Üniversite okuma rehberi
Savaş Ş. Barkçin “Üniversiteyi Nasıl Okumalıyız?” adlı yazısında gençlere bir üniversite rehberi sunuyor. Keşke gençler biraz olsa bu uyarıları dikkate alsalar da umut ettiğimiz gençler ile tanışma imkânımız olsa. Bu yazının bir dua niyetine geçmesini diliyorum.
“Türkçe’yi çok iyi bilmek ve güzel konuşmak zorundayız. Tahsilli bir insanın özensiz bir Türkçe konuşması ve yazması düşünülemez. Dilimiz düzgün olursa üslubumuz düzgün olur; dolayısıyla sözümüzü dinletmek de kolaylaşır. Zaten dilin de kendi hürmeti vardır, ona lâyık olmak gerekir. Ayrıca en az bir yabancı lisan bilmek gerekiyor. Herkesin İngilizce bildiği bir dönemde yanında muhakkak en az bir tane daha yabancı dil öğrenmeliyiz. Arapça, Rusça, Çince olabilir, zaten bu dilleri özellikle tavsiye ediyorum.”
“Kitap listelerinin uçuştuğu günümüzde, temel İslâmî bilgilerin elde edilebileceği akaid eserlerinin okunup özümsenmesi elzemdir. Kendimizi sapkınlıklardan muhafaza etmemiz için dinimizi; Allah ve Resulünün bize aktardığı şekilde anlamamız gerekiyor. Bunun dışında ilgi alanımız neyse bu konudaki temel kitaplarla başlayabiliriz. Bir de okuduğumuz alanı lütfen bizimle ilgili dünyadaki tek alan olarak görmeyelim. Bir bilimi, diğer bilimden kalın duvarlarla ayırmak; siyaseti iktisattan; mimariyi müzikten; felsefeyi matematikten ayırmaya çalışmak yerine engin bir birikime talip olmalıyız. Bütün bunlar üniversite hayatını bir tarla hâline getiriyor. O tarlayı nasıl ekersek ileride biçeceğimiz ekmeği kazanırız. Bugün benim ilgi alanlarım, söz söyleyebildiğim, bir-iki kelime edebildiğim konular üniversitede beni meşgul eden, eksikliğinden rahatsız olup biran önce tamamlamaya çalıştıklarımdır.”

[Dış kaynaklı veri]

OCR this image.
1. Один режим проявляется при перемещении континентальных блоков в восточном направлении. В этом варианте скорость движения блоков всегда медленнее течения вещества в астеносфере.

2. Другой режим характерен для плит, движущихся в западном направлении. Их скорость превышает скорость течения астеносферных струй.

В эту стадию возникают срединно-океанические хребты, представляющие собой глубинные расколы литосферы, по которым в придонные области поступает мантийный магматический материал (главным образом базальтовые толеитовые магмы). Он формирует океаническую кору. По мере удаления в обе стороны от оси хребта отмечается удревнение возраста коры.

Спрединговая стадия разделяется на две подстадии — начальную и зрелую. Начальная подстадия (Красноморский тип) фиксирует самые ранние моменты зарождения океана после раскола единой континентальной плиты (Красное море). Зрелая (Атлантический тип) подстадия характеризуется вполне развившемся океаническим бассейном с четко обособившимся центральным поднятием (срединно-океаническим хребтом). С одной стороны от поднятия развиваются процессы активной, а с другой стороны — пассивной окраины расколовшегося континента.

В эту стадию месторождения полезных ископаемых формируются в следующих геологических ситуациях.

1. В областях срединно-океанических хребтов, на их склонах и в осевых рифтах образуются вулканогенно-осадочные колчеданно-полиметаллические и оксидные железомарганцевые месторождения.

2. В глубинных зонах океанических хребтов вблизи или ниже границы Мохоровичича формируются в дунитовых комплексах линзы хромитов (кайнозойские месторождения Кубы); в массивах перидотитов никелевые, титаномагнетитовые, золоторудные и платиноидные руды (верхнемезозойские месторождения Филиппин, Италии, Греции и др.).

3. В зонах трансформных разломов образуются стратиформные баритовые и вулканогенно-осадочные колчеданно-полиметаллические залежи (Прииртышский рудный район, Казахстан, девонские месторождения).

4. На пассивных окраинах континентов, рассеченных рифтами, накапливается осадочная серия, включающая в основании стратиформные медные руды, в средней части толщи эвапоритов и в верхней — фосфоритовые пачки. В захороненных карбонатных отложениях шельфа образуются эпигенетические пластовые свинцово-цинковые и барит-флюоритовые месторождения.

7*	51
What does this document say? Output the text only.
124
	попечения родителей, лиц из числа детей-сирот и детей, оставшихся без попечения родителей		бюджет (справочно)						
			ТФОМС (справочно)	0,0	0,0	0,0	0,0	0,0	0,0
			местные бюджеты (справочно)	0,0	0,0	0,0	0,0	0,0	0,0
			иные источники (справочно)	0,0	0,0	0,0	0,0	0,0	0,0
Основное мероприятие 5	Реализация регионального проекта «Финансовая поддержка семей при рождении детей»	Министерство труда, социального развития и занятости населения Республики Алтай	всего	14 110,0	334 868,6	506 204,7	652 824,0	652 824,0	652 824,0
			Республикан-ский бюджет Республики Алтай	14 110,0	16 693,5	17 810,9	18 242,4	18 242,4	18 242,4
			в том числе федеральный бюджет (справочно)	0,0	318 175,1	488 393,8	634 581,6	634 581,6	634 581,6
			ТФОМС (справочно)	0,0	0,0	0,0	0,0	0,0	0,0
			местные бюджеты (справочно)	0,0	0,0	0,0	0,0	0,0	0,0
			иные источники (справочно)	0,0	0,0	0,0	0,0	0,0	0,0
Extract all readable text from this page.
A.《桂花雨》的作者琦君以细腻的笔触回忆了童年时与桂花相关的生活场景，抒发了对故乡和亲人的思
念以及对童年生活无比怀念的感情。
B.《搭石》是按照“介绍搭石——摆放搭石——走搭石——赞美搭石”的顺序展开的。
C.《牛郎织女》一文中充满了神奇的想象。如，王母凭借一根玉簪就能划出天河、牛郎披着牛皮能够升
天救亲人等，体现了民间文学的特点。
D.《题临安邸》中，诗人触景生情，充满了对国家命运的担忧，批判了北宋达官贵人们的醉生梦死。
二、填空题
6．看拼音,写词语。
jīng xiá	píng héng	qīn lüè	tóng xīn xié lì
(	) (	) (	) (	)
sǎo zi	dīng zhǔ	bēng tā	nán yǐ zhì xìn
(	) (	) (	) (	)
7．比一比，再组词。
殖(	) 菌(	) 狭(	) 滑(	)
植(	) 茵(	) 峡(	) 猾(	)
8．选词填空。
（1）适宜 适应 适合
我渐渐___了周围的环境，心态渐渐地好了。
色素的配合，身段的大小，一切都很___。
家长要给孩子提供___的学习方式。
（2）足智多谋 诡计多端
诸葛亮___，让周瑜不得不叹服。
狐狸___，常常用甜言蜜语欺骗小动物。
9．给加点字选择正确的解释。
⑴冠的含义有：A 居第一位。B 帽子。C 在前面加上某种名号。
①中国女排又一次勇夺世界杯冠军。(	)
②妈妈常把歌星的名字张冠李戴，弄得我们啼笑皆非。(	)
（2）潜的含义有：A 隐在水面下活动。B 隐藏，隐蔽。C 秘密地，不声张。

“Biz Allah’ın kuluyuz, adam olmak zorundayız. Bu “adam”lık şuuru üzerine okulumuzu okuyalım. Tabi ki derslerimizde başarılı olalım, derece yapalım ama konulara içimizdeki cüzler olarak bakalım. Okulu ne fazla abartmak ne de önemsiz görmek gerekiyor. Bu yaşlarda bakışımızı netleştirip salimleştirelim ki daha sonra inşallah kendimize, ailemize, topluma ve insanlığa yapacağımız katkılar çok daha zengin ve özgün olsun.”
Göründüğün kadarsın
Görünür olmak, göründüğü kadar var olmak. Herhalde günümüz sosyal medya dünyasının en büyük çıkmazı ya da insanı içine aldığı cendere bu olsa gerek. Nazlı Özburun, sosyal medya ve görünür olma üzerine değerli bir yazı kaleme almış. Altını çizdiğim satırlar;
“Sosyal medya, yapısı gereği gerçekliği kullanan, kişiye bağlı olarak eğip bükülebilen bir alan. En masum niyetlerle kullanıldığında bile insanları depresyona sürükleyebilecek özelikler barındırıyor. Sürekli mutluluk pozlarına bakarak kendi hayatını değerlendirenler, hayatlarını gördükleri hayatlarla kıyaslayanlar, bir süre sonra mutsuzlaşıyor. Çünkü kıyaslamak en belirgin mutsuzluk nedenidir. Diğer taraftan mutluluk pozları veren, takipçi sayısını ve beğeniyi çok önemseyen sosyal medya aktörleri ise bu durumu devam ettirebilmek adına olmadıkları gibi görünmeye, sürekli merakı üzerlerinde tutacak bir şeyler yapmaya, güncel olanı sürekli farklı açılardan sunmaya çalışırken tükeniyorlar. Bunu bıraktıklarında yok olacaklarını bilmek ve içerlerinde bir yerde takipçilerinin, beğenilerinin gerçek olmadığını bilmek, sosyal medya aktörünü kıyısı olmayan ve akıntısı bol bir denizde sürekli yüzüyor hissiyle dibe çekebiliyor. Bütün bunları, sosyal medyayı en iyi kullanım hâlinde bile kişinin yaşayacağı olası negatif özellikler arasında sayabiliriz.”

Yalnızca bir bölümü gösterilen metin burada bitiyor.